Jonathan s'approche de la table. Négligemment posé sur la chaise, se trouve le manteau couleur beige de sa bien-aimée. Son odeur l'enivre lorsqu'il passe à côté. Pourtant il ne peut s'empêcher d'avoir un pincement au cœur en voyant tout ça.

Il s'avance, touche du bout de l'index, le tissu en laine. Il a l'impression de retourner en arrière, ce soir de mars, où il l'a embrassé pour la première fois.

Alice avait encore ses cheveux longs à l'époque, elle portait ce manteau sur le dos, une écharpe rouge presque pourpre, qui allait de paire avec le rouge qu'elle portait sur ses lèvres. Ses yeux bleus, transperçaient encore tout. Il était tombé amoureux d'elle, dès le premier instant. Et pourtant...

Alice n'avait pas été facile à approcher. Il avait mis des semaines, des mois même avant d'enfin pouvoir l'inviter à sortir. Leur rendez-vous s'était déroulé dans un restaurant chic de Bordeaux. Ils avaient fait connaissance et à la fin de la soirée, l'un connaissait presque tout de l'autre. C'est pourquoi il n'avait pas hésité à l'embrasser après cette soirée fabuleuse.

Alice était passionnée d'astronomie. Ils étaient allés se balader, seuls, dans les rues de la capitale aquitaine et elle lui avait conté les histoires des différentes étoiles. Lui, était resté là, devant elle, bouche bée. Il ne croyait pas en sa chance. Comment ce petit bout de femme avait-elle pu s'intéresser à lui ? Il se posait encore aujourd'hui la question.
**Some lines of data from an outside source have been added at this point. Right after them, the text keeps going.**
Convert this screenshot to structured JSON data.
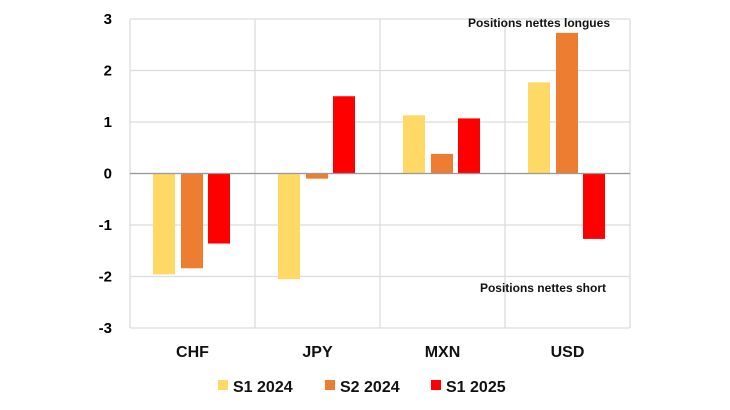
{
  "chart_data": {
    "type": "bar",
    "categories": [
      "CHF",
      "JPY",
      "MXN",
      "USD"
    ],
    "series": [
      {
        "name": "S1 2024",
        "color": "#FFD966",
        "values": [
          -1.96,
          -2.05,
          1.13,
          1.77
        ]
      },
      {
        "name": "S2 2024",
        "color": "#ED7D31",
        "values": [
          -1.84,
          -0.1,
          0.38,
          2.73
        ]
      },
      {
        "name": "S1 2025",
        "color": "#FF0000",
        "values": [
          -1.36,
          1.5,
          1.07,
          -1.27
        ]
      }
    ],
    "ylim": [
      -3,
      3
    ],
    "yticks": [
      "3",
      "2",
      "1",
      "0",
      "-1",
      "-2",
      "-3"
    ],
    "annotations": {
      "top": "Positions nettes longues",
      "bottom": "Positions nettes short"
    },
    "grid": true,
    "legend": "bottom"
  }
}
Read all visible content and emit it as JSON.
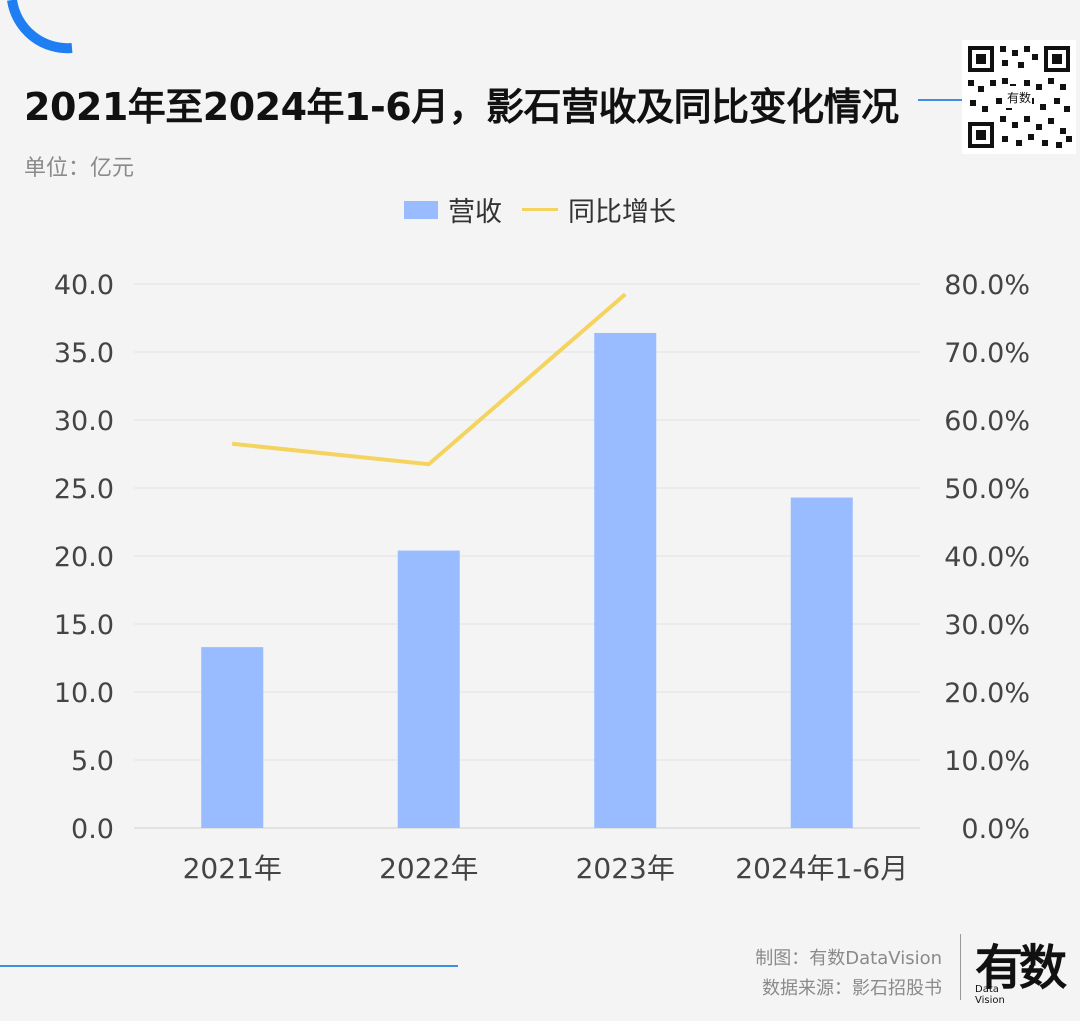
{
  "title": "2021年至2024年1-6月，影石营收及同比变化情况",
  "unit_label": "单位：亿元",
  "legend": [
    {
      "label": "营收",
      "type": "bar"
    },
    {
      "label": "同比增长",
      "type": "line"
    }
  ],
  "chart_data": {
    "type": "bar",
    "categories": [
      "2021年",
      "2022年",
      "2023年",
      "2024年1-6月"
    ],
    "series": [
      {
        "name": "营收",
        "type": "bar",
        "axis": "left",
        "values": [
          13.3,
          20.4,
          36.4,
          24.3
        ]
      },
      {
        "name": "同比增长",
        "type": "line",
        "axis": "right",
        "values": [
          56.5,
          53.5,
          78.5,
          null
        ]
      }
    ],
    "y_left": {
      "min": 0,
      "max": 40,
      "ticks": [
        "0.0",
        "5.0",
        "10.0",
        "15.0",
        "20.0",
        "25.0",
        "30.0",
        "35.0",
        "40.0"
      ]
    },
    "y_right": {
      "min": 0,
      "max": 80,
      "ticks": [
        "0.0%",
        "10.0%",
        "20.0%",
        "30.0%",
        "40.0%",
        "50.0%",
        "60.0%",
        "70.0%",
        "80.0%"
      ]
    },
    "grid": true,
    "legend_position": "top-center",
    "colors": {
      "bar": "#98bcff",
      "line": "#f4d35e",
      "grid": "#e2e2e2",
      "accent": "#3f8ee6"
    }
  },
  "footer": {
    "made_by": "制图：有数DataVision",
    "source": "数据来源：影石招股书",
    "logo_text": "有数",
    "logo_sub_1": "Data",
    "logo_sub_2": "Vision"
  },
  "qr_icon": "qr-code-icon",
  "qr_text": "有数"
}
Mais... Mais tout venait de changer...

Jonathan se posa sur la chaise, s'entourant ainsi de la fragrance de sa bien aimée. Sa vie venait de prendre un nouveau tournant. Il se sentait affreusement seul. Le repas avait maintenant refroidi et il ne put s'empêcher de verser quelques larmes.
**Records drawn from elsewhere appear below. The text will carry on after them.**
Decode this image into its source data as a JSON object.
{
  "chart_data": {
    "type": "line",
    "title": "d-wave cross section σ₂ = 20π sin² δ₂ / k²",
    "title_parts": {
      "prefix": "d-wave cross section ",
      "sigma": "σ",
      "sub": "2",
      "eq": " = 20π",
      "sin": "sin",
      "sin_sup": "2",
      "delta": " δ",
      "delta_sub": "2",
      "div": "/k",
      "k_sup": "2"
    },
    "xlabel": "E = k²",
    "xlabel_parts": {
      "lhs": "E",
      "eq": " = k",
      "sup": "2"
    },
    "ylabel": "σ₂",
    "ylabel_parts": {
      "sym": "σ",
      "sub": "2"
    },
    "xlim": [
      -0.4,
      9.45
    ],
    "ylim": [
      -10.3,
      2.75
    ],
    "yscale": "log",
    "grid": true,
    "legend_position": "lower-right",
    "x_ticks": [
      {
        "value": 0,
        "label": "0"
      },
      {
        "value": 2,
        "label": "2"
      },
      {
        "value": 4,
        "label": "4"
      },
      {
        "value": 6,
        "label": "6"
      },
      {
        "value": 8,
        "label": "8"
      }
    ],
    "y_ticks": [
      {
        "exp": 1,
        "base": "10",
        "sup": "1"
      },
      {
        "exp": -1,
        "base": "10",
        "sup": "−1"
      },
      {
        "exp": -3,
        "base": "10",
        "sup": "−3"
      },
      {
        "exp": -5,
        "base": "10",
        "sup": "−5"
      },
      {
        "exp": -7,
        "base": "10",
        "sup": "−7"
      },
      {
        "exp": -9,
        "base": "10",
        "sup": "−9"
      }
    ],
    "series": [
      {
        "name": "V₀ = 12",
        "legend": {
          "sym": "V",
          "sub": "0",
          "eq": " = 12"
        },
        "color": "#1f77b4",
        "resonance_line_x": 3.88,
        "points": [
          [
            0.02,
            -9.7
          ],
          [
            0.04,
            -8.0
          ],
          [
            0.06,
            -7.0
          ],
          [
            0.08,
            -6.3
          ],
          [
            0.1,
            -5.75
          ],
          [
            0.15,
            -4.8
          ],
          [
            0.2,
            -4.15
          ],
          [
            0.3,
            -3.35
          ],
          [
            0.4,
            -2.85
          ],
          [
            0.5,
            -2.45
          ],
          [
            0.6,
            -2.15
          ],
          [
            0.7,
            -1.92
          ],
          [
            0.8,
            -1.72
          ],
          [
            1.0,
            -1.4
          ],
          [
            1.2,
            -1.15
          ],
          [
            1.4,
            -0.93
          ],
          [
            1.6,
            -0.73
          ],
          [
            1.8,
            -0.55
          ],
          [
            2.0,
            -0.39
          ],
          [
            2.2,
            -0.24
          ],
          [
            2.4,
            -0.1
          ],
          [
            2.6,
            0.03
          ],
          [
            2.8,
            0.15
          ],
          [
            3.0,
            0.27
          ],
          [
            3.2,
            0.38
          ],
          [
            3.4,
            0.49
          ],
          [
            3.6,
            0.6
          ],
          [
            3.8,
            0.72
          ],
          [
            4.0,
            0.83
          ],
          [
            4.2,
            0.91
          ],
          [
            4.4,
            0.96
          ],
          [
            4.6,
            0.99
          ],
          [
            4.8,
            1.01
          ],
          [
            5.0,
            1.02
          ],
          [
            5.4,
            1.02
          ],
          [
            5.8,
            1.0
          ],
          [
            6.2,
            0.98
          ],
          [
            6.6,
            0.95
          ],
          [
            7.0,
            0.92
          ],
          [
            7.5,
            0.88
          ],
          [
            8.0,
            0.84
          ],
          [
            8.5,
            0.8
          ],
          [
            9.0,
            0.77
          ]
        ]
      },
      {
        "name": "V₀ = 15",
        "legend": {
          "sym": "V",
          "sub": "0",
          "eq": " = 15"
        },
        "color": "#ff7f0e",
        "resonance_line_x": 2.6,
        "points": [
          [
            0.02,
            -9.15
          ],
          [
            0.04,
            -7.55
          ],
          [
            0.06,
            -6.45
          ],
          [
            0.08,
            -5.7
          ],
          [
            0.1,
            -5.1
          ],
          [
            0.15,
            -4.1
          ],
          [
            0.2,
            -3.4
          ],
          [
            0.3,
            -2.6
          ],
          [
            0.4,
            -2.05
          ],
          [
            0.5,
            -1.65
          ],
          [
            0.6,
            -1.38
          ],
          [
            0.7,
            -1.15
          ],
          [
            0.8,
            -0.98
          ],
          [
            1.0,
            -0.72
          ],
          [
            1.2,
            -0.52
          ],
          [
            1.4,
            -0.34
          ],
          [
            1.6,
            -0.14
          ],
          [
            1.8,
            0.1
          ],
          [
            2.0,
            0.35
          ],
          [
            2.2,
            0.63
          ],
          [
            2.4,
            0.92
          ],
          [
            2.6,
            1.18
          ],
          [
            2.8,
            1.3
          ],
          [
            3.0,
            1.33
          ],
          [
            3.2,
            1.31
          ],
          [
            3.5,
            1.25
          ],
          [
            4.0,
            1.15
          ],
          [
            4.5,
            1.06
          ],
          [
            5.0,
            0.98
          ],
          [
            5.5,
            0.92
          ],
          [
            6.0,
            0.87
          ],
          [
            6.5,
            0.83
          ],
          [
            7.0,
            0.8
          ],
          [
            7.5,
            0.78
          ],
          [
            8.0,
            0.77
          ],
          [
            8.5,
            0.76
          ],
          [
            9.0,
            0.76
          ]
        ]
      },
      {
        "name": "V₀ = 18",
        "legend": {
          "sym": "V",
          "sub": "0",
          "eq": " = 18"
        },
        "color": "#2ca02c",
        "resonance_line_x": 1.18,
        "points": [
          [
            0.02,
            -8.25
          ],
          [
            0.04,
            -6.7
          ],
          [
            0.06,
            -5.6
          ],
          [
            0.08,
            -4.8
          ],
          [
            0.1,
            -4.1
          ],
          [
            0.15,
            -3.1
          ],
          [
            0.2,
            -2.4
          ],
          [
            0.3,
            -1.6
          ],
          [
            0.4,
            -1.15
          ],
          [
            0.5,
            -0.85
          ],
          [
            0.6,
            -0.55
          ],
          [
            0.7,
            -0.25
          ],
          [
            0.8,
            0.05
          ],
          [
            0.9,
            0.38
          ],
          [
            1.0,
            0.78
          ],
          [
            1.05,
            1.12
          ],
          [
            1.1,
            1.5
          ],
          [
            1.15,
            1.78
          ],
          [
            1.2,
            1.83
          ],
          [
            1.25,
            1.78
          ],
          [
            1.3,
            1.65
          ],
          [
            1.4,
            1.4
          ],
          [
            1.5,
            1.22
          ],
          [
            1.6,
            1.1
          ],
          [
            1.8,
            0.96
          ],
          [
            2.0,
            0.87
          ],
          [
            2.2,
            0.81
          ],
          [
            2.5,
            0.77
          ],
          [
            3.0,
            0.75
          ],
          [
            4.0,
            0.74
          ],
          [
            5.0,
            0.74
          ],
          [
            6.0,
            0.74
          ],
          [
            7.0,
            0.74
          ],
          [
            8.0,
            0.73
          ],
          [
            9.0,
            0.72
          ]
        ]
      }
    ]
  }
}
Sans elle, je ne suis rien, se dit-il alors.


Il tape d'un poing rageur sur la table et ressent une immense douleur au niveau de son cœur. Oui. Son cœur tambourine, il semble prêt à sortir de sa cage thoracique. Il se sent tellement impuissant. Il n'a pas pu la sauver. Le téléphone de Jonathan se met à sonner. La musique qu'Alice lui avait choisie... Son cœur se serre une seconde fois.
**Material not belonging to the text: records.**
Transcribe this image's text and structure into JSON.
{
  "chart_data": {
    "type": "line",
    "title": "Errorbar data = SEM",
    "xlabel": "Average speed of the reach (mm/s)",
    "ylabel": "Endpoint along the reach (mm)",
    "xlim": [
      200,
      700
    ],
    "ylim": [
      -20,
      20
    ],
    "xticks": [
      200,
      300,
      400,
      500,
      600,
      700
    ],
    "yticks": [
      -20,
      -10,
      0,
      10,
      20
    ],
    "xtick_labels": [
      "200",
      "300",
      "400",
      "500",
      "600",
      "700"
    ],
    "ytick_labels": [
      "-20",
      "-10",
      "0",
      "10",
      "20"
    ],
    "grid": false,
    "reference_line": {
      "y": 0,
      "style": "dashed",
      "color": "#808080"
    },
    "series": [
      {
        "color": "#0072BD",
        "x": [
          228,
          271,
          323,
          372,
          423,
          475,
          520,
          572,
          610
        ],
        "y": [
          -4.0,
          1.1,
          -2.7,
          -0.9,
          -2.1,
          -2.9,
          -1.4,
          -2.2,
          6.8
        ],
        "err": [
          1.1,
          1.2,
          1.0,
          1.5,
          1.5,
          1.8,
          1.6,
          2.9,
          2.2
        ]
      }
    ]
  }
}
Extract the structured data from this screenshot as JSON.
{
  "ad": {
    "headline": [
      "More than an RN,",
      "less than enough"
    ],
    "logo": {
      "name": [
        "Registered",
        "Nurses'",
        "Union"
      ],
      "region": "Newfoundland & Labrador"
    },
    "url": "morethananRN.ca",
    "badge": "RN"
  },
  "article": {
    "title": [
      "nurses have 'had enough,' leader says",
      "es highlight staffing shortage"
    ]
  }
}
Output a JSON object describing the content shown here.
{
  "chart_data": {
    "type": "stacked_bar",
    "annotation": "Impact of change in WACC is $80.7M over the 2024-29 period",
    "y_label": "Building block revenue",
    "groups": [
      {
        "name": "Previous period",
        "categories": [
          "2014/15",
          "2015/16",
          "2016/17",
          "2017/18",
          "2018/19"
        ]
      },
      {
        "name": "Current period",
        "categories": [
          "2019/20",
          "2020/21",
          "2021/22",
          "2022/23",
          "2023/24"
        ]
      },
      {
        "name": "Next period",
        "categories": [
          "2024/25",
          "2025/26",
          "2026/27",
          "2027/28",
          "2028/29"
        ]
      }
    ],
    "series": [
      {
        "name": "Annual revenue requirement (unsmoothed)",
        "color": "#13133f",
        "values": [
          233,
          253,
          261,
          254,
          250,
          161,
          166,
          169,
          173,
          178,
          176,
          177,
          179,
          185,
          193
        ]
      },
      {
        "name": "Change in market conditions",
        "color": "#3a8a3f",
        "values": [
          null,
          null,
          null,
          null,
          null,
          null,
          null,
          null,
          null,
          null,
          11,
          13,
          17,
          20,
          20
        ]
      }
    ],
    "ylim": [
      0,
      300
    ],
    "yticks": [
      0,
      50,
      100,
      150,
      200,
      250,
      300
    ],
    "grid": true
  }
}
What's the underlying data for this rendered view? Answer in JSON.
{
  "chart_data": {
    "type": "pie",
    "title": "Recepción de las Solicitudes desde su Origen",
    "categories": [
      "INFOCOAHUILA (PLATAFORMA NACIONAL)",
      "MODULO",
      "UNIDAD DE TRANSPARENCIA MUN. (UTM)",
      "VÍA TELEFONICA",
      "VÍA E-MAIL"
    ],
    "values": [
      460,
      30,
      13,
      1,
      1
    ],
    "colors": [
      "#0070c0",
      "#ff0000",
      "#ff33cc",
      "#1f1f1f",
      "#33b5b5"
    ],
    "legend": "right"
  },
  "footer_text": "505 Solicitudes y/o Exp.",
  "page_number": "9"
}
Qu'ais-je fais dans une vie antérieur pour mériter ça ? se demande-t-il en vain.


Au bout de la quatrième sonnerie, il trouve la force de répondre.

- J'arrive dans dix minutes, répond-t-il sur un ton solennel.

Il se relève et cligne des yeux. Plus rien n'est comme avant.

La table a été débarrassée. Le verre d'Ice Tea est sur l'égouttoir, et la trace de rouge à lèvres vermillon a disparu. Il se retourne vers la chaise d'Alice et découvre avec soulagement que le manteau de son âme sœur s'y trouve encore.

Son regard se fixe au miroir, qui lui renvoi une image de lui qu'il n'aime pas. Là habillé dans un costume noir, il s'apprête à faire la chose la plus dure de sa vie : dire au revoir à la femme de sa vie. Son Alice...

Cela fait une semaine qu'il ne vit plus. Il survit tout au plus, mais n'est plus maître de son corps, et encore moins de son esprit.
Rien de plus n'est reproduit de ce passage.